Berta Berghoff

Stolperstein_BertaBerghoff

Wir erinnern an Berta Berghoff

Geboren:          15.8.1861 in Kempen
Gestorben:       17.8.1942 in Theresienstadt
Opfergruppe:   Jude
Verlegeort:       Engerstr.38
Verlegedatum: 15.12.2015
Patenschaft:     Gustaaf Gijsemans

Caroline Berghoff, Haushälterin zu Solingen, am 21. Dezember 1865 in Kempen geboren als Tochter des Handelsmanns Jakob Berghoff und seiner Frau Regina, geb. Bönninger, hatte das Haus Engerstraße 38 1904 erworben,[1] nach einer anderen Quelle aber bereits 1895.[2] Hier betrieb sie mit ihren älteren Schwestern Berta, geboren am 15.August 1861, und Johanna, geboren am 21. Oktober 1857, ein winziges Fleischerfachgeschäft.

Am Samstag, 1. April 1933, wurden auch in Kempen auf die Schaufensterscheiben der jüdischen Einzelhandelsgeschäfte von der NSDAP vorgefertigte Plakate geklebt mit Parolen wie: Deutsche, wehrt euch – kauft nicht bei Juden!. Auch das Schaufenster des Fleischerfachgeschäfts der Schwestern Berta und Caroline Berghoff, Engerstraße 38, wurde mit solchen Hetzparolen versehen.

Als Folge der Nürnberger Rassegesetze (verkündet am 15. September 1935) fand das kleine Geschäft keine Kunden mehr.

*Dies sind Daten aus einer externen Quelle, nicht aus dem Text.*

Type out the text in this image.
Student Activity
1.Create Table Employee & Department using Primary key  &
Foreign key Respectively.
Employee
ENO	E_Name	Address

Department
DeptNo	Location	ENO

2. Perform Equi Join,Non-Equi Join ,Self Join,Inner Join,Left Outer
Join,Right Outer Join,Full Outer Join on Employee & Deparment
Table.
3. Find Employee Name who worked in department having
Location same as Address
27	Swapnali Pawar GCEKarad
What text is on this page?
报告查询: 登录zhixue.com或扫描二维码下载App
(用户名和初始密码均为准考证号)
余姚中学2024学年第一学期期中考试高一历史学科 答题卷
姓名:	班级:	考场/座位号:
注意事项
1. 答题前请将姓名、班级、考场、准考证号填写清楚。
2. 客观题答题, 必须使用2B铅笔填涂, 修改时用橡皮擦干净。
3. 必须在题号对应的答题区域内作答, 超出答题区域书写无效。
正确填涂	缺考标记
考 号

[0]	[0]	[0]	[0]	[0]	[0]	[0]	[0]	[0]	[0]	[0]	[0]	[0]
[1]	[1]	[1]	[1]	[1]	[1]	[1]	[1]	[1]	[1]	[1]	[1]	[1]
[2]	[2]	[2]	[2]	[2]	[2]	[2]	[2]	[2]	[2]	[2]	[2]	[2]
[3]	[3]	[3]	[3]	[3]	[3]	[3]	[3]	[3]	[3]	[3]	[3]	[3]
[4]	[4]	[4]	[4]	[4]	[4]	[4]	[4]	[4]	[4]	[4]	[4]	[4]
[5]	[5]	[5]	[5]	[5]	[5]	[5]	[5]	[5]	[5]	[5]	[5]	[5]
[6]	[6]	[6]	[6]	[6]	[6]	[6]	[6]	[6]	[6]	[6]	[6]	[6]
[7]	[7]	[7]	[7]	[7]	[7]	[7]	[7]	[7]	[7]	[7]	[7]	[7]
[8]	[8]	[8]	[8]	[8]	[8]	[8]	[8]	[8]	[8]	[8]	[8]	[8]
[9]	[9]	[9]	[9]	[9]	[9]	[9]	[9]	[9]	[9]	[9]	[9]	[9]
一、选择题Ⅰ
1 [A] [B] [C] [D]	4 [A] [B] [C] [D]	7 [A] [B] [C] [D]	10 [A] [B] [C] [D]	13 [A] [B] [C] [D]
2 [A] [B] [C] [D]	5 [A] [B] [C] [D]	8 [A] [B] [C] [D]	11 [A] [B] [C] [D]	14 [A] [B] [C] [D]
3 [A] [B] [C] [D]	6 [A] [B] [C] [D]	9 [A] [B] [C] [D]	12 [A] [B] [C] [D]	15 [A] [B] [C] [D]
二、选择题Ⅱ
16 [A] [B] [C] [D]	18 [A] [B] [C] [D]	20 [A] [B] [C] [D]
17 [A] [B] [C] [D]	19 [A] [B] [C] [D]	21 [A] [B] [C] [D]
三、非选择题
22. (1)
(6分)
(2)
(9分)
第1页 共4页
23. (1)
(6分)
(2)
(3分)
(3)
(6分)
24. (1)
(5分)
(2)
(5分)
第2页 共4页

Seit September 1936 wurden die Schwestern Berghoff aus Fürsorgemitteln unterstützt, wofür sie ihr Haus Engerstraße 38 mit einer Hypothek belasteten.[3]

Während des Novemberpogroms, am Vormittag des 10. November 1938, wurde auch das Haus der Schwestern Berghoff verwüstet.

Am 3. Dezember 1938 schrieb die Verordnung über den Einsatz des jüdischen Vermögens den Verkauf der jüdischen Immobilien vor. Das kleine Haus Engerstraße 38 fand keinen Käufer, weshalb es seit 1939 vom Kempener Finanzamt verwaltet wurde.

Johanna Berghoff verstarb am 27. Dezember 1938 in Kempen an Krebs.

Im Herbst 1941 erfolgt die Zusammenziehung der Juden in so genannten Judenhäusern. Aus St. Hubert wird Eva Lambertz, die bei ihrem Bruder Isidor Lambertz und dessen Frau Mathilde, Hindenburgstraße (heute: Hauptstraße) 41, wohnt, in das Haus der Schwestern Berghoff gebracht; am 9. Dezember 1941, dem Tag, an dem ihr Bruder und seine Frau ihre Wohnung zur Deportation nach Riga verlassen müssen. Aber meist hält sie sich trotzdem im vertrauten, wenn auch leer stehenden St. Huberter Haus auf.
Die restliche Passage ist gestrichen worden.